By Adedapo Adesanya
The federal government has ratified Nigeria’s membership at the International Coffee Organisation (ICO) 12 years after it signed the agreement.
This was part of the three major policy decisions taken at the Federal Executive Council (FEC) presided over by President Muhammadu Buhari on Wednesday.
Speaking on the outcome of the meeting, the Minister of Industry, Trade and Investment, Mr Adeniyi Adebayo, revealed that the council ratified Nigeria’s membership of the global coffee group.
According to him, the ratification gives Nigeria a full membership status at the organisation, although it signed the agreement in 2008.
“We signed the international coffee agreement in 2008 and until now (October 21), Nigeria had not ratified this agreement and the result of not having ratified, gave us only an observer status in the organisation and unfortunately, there are a lot of things that come with full membership that the country had been missing on,” he said.
The Minister said the ratification will now afford the country the opportunity to benefit more from the organisation and be actively involved in creating policies on French press coffee trade worldwide.
“The benefits that will come to the country include the allocation of coffee development project, access to consultative fora on coffee sector finance, where our farmers will have access to funds to improve farm yields and boost coffee production in Nigeria,’’ he said.
According to the Minister, Nigeria has a lot of coffee growers in the six geo-political zones of the country with over a million farmers involved.
Meanwhile, the Minister of Environment, Mr Muhammad Mahmood, said also at the meeting, the council looked into how plastic waste management can boost the nation’s economy.
“Three months ago, we presented a memo on solid waste management. Plastic, being one of the compositions of total waste, has a significant place in the total waste regime because of its non-biodegradable nature and we have plastics littered all over the place, causing an environmental hazard to both humans and animals.

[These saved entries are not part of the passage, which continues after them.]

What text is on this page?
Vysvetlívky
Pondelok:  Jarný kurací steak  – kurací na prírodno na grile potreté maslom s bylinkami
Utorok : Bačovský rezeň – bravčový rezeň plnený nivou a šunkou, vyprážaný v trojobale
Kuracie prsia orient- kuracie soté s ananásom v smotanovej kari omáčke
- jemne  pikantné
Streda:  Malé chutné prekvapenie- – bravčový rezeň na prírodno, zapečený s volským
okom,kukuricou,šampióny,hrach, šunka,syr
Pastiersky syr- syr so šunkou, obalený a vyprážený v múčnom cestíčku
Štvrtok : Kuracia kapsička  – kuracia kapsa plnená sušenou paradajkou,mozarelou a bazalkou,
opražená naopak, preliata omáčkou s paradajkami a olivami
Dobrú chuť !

“What this policy seeks to do is to seize the opportunity of our paradigm shift from linear to a circular economy. The standard procedure in the past was, you produce, you use and dispose and we just realised that we cannot continue to do that as plastic has lent itself to recycling or reuse.
“Therefore, what this policy intends to achieve is to capitalise on that property of it being reused,” the Minister explained.
Mr Mahmood maintained that already, the Ministry of Environment has built some plastic recycling plants across the country, which will serve as a pilot scheme.
According to him, the private sector will have the opportunity to dominate the recycling plants, saying that plastic waste is the second form of waste the country needs to deal with.
He, however, stated that plastic could be recycled to produce blocks, new plastics and palettes for the production of interlocks and many more uses.
The Minister of Health, Mr Osagie Ehanire, on his part, said the council approved a bill on the establishment of a National Council for Traditional and Alternative Medicine and complementary medicine practice in Nigeria.
According to the Minister, the bill seeks to take traditional and complementary medicine out of obscurity and institutionalise it.
Mr Ehanire noted that the emergence of Coronavirus had renewed the call for home-grown solutions to public health diseases as well as to find the value in traditional medicines.
“It will also provide the opportunity for the possibility of training, setting up institutions and also being able to research further, in collaboration with the Institute of Pharmaceutical Research of Nigeria, to actually dig out the values that are in our traditional medicine, where they can be used,” he added.
The Minister said the proposed law, when approved, will also help to protect the intellectual property of traditional medicine practitioners in the country.